29. The claimant’s son is a qualifying child, however he is not living in the United Kingdom and accordingly s.117B does not apply. The impact of this new legislation is limited with regard to applications from abroad.
30. Regard needs to be had to the best interests of Le, the claimant’s son. Those interests are that he should be brought up by both parents. He has spent the whole of his short life in Vietnam and therefore the decision does not result in any severance of ties with the United Kingdom except that of nationality. He is able to exercise his rights as an EU citizen or indeed as a British national by coming to the United Kingdom. Although I have concluded that Mr Ho is capable of caring for him, his best interests would be served by having his mother present also.

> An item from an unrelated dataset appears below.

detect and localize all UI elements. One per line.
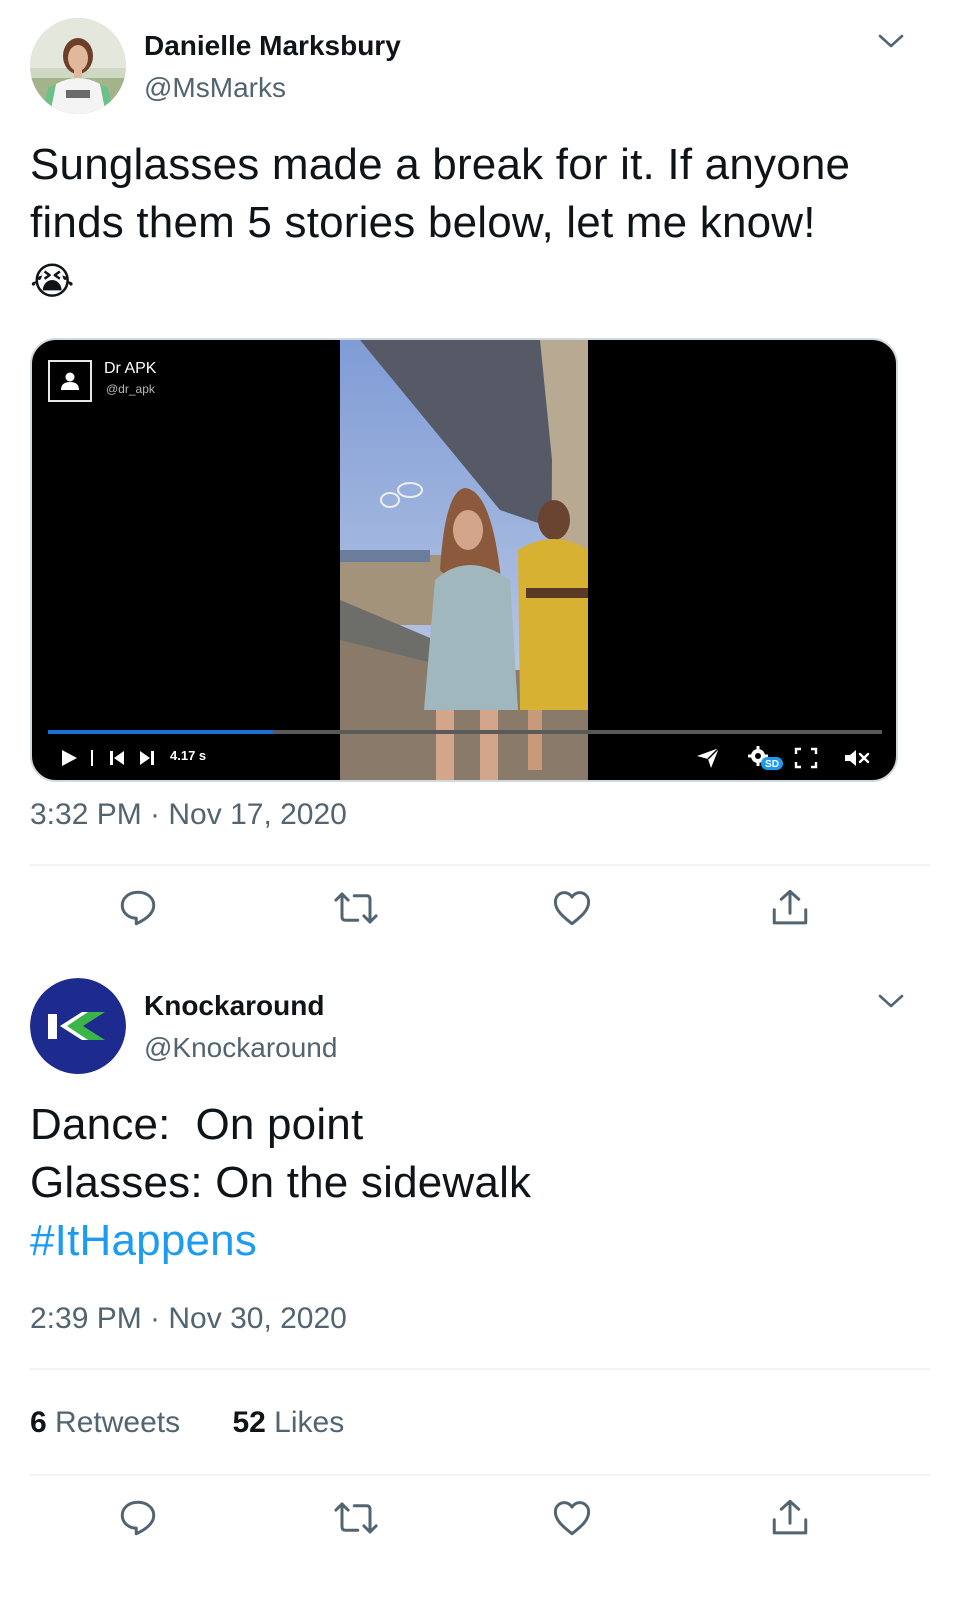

31. As observed by Aikens LJ those best interests cannot operate as a trump card in the face of the inability of the claimant to meet the financial requirements. My conclusion therefore is that those interests can be as well served by Mr Ho moving to Vietnam. The proportionality exercise requires a resolution of the competing interests between the best interests of Natasha and Richard and the public interest in maintaining immigration control. In my view, in the absence of any detailed evidence of the extent of Mr Ho’s role in their lives, I am not satisfied that their interests are sufficiently compelling for the claimant to be granted entry clearance. As I have observed above, Mr Ho has been content to spend an extended period in Vietnam and to visit there regularly. There is no evidence that his extended absence has adversely impacted on Richard and Natasha. They will be able to visit him and it will be open to him to make return visits. In all the circumstances of this case I am not persuaded that there are the sufficient compelling circumstances which justify allowing this appeal on Article 8 grounds.
32. By way of summary therefore the decision of the First-tier Tribunal on Article 8 grounds is set aside for error of law. I re-make that decision and dismiss the appeal. The decision of the First-tier Tribunal dismissing the appeal under the Immigration Rules stands.